Malgré l’arrivée de nouveaux médicaments, l’autogreffe de cellules souches demeure à ce jour le traitement de première ligne le plus efficace contre le myélome multiple pour les gens âgés de 70 ans et moins.

Actuellement, tous les traitements existants ne sont pas curatifs. La recherche est toutefois encourageante. « Beaucoup de recherches sont actives dans le myélome et il y a énormément d’avancées qui vont arriver dans les prochaines années, s’enthousiasme Dr Michel Pavic, chef du service hémato-oncologie du CIUSSS de l’Estrie Centre hospitalier universitaire de Sherbrooke. La recherche s’est soldée par des résultats extrêmement prometteurs au cours des deux dernières décennies.
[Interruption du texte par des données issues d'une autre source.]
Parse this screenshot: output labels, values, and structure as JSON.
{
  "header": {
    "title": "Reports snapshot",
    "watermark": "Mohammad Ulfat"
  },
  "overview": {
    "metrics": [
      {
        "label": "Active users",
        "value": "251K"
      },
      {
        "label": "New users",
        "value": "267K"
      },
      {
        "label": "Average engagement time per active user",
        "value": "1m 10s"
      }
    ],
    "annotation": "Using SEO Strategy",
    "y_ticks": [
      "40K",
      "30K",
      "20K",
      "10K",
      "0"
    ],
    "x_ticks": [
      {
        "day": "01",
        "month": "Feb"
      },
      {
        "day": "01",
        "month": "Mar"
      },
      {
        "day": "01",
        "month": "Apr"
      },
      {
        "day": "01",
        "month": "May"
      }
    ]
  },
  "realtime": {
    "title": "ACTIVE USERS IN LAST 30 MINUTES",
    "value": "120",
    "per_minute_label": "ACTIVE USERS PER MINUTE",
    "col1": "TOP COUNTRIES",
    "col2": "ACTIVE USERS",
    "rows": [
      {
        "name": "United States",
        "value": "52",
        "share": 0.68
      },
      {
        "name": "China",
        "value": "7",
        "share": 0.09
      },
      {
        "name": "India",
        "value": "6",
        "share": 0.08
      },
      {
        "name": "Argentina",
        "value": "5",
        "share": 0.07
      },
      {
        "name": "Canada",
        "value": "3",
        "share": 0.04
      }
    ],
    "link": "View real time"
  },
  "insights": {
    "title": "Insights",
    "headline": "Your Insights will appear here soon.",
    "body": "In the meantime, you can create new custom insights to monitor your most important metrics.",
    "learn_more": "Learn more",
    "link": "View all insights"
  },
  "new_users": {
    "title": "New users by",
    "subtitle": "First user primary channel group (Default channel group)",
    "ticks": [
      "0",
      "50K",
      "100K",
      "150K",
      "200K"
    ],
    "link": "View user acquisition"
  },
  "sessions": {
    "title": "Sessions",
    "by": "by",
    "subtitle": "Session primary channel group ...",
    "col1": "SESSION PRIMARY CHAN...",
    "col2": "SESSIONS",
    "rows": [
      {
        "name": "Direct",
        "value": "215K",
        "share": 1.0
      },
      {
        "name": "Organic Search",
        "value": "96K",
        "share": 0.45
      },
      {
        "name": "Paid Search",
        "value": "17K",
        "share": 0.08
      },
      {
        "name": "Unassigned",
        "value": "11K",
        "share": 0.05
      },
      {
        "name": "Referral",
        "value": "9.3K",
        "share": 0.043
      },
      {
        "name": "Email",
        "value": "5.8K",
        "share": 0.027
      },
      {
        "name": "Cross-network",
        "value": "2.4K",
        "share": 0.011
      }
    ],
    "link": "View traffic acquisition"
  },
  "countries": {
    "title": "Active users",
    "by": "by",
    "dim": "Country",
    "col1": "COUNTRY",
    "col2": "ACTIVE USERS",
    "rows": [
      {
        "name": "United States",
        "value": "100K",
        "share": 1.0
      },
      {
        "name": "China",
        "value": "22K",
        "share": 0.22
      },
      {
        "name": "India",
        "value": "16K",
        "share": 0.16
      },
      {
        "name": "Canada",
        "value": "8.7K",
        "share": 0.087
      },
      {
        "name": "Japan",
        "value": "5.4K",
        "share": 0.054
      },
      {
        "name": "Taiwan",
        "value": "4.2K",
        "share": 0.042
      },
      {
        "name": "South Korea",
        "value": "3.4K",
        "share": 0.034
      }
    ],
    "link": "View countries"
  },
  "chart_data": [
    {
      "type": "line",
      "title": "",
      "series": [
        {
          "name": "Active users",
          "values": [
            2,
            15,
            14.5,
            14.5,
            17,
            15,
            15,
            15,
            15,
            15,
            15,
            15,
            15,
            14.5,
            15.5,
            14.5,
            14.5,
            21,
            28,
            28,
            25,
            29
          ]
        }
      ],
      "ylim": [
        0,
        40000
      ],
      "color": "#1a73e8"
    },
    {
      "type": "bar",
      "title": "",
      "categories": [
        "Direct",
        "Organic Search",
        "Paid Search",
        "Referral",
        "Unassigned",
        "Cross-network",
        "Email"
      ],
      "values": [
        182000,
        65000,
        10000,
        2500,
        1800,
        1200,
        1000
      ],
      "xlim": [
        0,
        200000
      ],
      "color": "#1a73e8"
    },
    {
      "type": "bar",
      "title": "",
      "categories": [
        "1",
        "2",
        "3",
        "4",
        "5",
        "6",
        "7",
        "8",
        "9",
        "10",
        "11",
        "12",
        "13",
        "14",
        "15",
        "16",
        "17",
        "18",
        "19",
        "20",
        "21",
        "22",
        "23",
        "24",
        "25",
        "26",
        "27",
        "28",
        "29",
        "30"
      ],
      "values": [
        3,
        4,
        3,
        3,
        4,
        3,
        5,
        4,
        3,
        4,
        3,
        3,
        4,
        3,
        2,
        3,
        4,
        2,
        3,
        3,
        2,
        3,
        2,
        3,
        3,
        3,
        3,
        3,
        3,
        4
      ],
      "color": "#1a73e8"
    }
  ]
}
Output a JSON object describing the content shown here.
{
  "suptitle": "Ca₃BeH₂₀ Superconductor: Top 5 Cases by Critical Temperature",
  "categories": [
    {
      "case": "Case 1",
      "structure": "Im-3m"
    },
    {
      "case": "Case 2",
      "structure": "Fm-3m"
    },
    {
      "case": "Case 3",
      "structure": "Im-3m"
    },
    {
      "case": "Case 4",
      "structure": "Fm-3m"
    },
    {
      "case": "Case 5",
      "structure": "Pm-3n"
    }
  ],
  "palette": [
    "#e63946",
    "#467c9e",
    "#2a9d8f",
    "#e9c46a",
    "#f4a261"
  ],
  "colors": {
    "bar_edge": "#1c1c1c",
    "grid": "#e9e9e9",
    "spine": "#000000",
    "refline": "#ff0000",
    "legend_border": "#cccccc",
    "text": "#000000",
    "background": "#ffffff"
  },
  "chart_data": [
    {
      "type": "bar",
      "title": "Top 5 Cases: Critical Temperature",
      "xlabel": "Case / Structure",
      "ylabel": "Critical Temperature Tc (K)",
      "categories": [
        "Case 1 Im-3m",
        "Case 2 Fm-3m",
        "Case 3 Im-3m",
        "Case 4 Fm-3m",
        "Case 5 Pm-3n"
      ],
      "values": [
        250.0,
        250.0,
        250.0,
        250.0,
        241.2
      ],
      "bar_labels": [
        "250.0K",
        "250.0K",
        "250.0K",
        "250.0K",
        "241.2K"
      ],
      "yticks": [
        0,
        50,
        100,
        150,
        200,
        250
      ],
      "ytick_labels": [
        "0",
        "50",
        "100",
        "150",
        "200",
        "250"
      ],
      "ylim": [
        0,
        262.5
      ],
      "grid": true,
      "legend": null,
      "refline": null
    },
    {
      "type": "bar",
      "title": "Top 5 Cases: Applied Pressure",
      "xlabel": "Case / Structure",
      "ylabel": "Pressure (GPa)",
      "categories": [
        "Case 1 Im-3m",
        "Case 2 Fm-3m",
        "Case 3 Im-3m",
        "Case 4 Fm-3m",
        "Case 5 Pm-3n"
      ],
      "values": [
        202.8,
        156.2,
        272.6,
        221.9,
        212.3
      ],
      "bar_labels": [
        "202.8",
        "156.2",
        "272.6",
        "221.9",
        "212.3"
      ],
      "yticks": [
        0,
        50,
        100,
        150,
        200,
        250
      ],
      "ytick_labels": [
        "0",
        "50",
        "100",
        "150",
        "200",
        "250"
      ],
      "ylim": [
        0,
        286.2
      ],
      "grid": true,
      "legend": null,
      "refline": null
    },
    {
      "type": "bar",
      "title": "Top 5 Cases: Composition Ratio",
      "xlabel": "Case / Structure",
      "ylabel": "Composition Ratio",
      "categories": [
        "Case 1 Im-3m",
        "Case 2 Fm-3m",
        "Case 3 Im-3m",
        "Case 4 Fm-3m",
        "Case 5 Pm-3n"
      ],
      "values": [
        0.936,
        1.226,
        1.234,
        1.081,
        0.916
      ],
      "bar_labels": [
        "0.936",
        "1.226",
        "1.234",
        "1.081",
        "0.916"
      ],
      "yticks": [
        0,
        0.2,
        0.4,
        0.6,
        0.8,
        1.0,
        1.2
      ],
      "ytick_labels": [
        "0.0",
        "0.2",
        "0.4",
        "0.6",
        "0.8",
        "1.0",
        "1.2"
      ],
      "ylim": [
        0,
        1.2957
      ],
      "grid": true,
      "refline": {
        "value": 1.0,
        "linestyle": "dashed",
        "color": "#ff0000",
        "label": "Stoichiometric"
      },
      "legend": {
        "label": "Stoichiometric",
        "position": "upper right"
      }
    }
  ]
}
En fait, pour la première fois, on entrevoit la possibilité d’un remède. »

La principale cause du myélome multiple est l’âge, mais des personnes plus jeunes peuvent aussi en être atteintes. Les agriculteurs qui sont exposés à des pesticides sont particulièrement touchés par ce type de cancer.

La plupart du temps, des douleurs osseuses révèlent la maladie. La personne atteinte peut également ressentir de la fatigue à cause de l’anémie, faire de l’insuffisance rénale ou des infections en raison du système immunitaire qui est fragilisé. 

Bien que la maladie soit incurable, les patients vivent mieux et plus longtemps grâce au développement de nouveaux traitements.